The stock market isn’t like any old day job. Although many people consider it to be as such, with strict times on when you can trade and when you can’t, there are loopholes and times where you can try to beat the market. An example of this is pre market trading, which takes place before regular market times. But just what is the difference between pre market trading and regular trading, and how can you benefit from it? What do you need to keep in mind? How should you prepare for it? We’re here to give you the answers to all of these questions, so here is our guide on you can reap the rewards of pre market trading.
Pre-market trading refers to activity in the stock market happening before the regular market session opens. The stocks that are moving after the market for the day and before it opens the next morning are sometimes nicknamed called pre-market movers. Usually, the movements are focused in the early morning, in the hours preceding the regular stock market opening at 9:30 a.m., Monday through Friday. Usually, pre-market trading sessions will be open somewhere between 4–9:30 a.m. For example: The NASDAQ premarket session occurs from 4:15–9:29 a.m. Eastern time. This brings it right up to the moment when the regular session opens.
Almost anyone can participate in pre-market trading, but that doesn’t mean it’s easy, or you can just jump straight into it. Several brokers count pre-market trading among their offerings, but some limit what types of orders can be used. So look no further than Zack’s Investment if you’re looking for a website to help you with your stock market research. The company’s research is backed by quantitative methods. Zack’s review provides stock recommendations based on fundamental analysis and earnings estimates. The exact timeframe during which pre-market trading can happen can also depend on the broker. For example: one broker might offer a pre-market session from 4–9:30 a.m., whereas another might offer a pre-market trading session running from 6–9:30 a.m. The style and how pre-market trades are executed can also vary depending on the broker. Some brokers, especially the big ones, typically tend to just stick to their regular commissions for these pre-market trades.
Learning how to analyse pre market trading is incredibly difficult, but luckily Timothy Sykes’ article on pre market trading discusses how to do it. Some of the ways to do so are as follows:
- Keep up with the headlines. Be sure to look for news that could affect open positions. Upgrades, downgrades, and other stories that can move stocks can help you discover and uncover opportunities for the upcoming session as well as in the pre-market.
- Look at index futures. Be sure to look at the overnight session highs and lows as reported on the Russell 2000 Index futures, S&P 500, and NASDAQ 100. This is important because it creates support and resistance during the regular market hours.
- Consider macro forces. Consider what is moving macros, economically speaking. News items are the big catalyst here. See what has been moving the world markets and think about how it could have an impact on the U.S. session. For example: News regarding a central bank or a big item of economic data could make for market movement.
- Keep track of other traders. What are other traders doing in the pre-market? You can do a scan of pre-market securities by volume on a platform like StocksToTrade and get an idea of where other traders are putting their money. You can then cross reference this information by looking for catalysts or other things that could be causing the activity.
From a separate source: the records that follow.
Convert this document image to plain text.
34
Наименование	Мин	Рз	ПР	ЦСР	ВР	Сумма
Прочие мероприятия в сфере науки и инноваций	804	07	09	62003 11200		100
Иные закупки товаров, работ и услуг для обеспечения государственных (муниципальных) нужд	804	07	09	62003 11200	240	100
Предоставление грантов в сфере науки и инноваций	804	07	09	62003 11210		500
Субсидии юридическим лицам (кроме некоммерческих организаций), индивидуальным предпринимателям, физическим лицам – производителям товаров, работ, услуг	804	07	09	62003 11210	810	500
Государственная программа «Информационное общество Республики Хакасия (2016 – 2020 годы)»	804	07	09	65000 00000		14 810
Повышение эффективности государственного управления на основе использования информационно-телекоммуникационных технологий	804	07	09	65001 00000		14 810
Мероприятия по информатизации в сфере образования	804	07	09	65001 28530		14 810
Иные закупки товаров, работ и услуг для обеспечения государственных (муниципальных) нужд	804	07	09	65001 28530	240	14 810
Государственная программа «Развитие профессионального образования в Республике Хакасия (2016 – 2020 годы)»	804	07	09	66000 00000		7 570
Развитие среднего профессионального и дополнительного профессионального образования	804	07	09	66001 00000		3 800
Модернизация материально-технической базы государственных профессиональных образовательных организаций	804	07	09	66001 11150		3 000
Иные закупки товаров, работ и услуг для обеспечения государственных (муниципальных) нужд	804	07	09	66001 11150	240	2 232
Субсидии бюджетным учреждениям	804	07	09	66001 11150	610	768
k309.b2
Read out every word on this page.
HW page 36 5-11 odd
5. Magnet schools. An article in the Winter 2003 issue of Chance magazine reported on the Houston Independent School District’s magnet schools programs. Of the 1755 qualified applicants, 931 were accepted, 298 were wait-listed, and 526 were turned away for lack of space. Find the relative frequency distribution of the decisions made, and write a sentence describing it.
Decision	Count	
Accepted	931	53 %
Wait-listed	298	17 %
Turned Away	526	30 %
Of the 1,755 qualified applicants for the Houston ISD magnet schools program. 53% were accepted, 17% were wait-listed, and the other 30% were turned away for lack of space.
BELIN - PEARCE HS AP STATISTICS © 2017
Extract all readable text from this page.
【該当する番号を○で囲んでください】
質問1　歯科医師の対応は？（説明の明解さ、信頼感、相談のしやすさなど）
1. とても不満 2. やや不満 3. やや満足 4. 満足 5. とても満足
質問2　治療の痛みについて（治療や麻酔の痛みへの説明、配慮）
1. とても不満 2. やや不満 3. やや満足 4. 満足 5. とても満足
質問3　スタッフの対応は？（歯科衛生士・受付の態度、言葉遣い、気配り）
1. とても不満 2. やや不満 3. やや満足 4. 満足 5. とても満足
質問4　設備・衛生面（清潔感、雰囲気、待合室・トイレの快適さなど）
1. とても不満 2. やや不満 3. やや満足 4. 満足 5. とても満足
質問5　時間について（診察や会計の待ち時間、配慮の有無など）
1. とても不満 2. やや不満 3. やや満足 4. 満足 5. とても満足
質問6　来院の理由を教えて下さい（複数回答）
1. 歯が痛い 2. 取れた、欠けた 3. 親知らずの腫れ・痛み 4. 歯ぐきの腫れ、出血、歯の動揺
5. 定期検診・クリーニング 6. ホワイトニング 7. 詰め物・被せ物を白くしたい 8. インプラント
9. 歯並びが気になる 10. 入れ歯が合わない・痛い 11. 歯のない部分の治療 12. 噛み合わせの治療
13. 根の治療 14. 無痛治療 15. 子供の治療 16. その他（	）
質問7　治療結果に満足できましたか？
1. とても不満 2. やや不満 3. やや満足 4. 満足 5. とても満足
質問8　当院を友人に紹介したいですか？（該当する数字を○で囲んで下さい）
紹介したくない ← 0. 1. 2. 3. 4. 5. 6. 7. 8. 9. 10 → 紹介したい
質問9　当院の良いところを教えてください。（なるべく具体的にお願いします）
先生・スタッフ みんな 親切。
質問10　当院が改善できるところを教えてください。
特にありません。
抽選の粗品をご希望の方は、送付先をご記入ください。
- Get on the level. Levels matter when analyzing pre-market trading. Check out the key levels on open positions. Watch for index futures, particularly after big economic data releases. This can precede breakouts or breakdowns in the normal trading hours.
- Think about timing. Timing is everything when making trades. Take into consideration the time of year, the month, and even the day in question. The season, the proximity to a holiday, the release of earnings reports, and so many things can play into a stock’s performance.
- Consider the algos. While algorithmic trading is a topic for another day, it’s about algorithms pushing securities to move, and can blow up or deflate the prices temporarily. Could you use these dips to potentially create opportunities?
- Don’t be swayed. Even if you see a stock going extremely red or green the pre-market, it may not matter. You still need to do research on the expectations for the stock.
- Be the early bird. Beat the crowd. Use your pre-market research to prepare a list of potential trades. Formulate a great trading plan so that you can execute quickly if you see your entry.
You should also learn the difference between pre market and after market trading hours. Basically, the difference is just what it sounds like. The pre-market trading session occurs in the morning hours before the markets open. After-hours trading occurs during the hours after the markets close, usually 4–8 p.m. Check with your broker to see the exact hours available to you. Like some pre-market broker restrictions, after-hours trading may be subject to some limits and potentially a different fee schedule. Bottom line: Do what the SEC suggests and read all disclosure documents before proceeding. Is one is safer than the other? Not necessarily. Both pre-and post-market trading can be illiquid, making for potentially wide spreads and volatility.
To benefit from pre market trading, you should also wait for any news before you purchase any stocks. If you fail to do this, you will probably fail to reap any real benefits. For many, there’s not much of a benefit to trading in the pre-market hours. This is part of the reason why the pre-market often begins only at 8 a.m. This is when the volume often gains momentum and we can begin to see more direct results of the news. Even in such situations, it might still be wise to wait until the market opens or slightly after. However, pre-market trading exists for a reason, and while it’s not always reliable, it’s sometimes possible to gain profits during this time.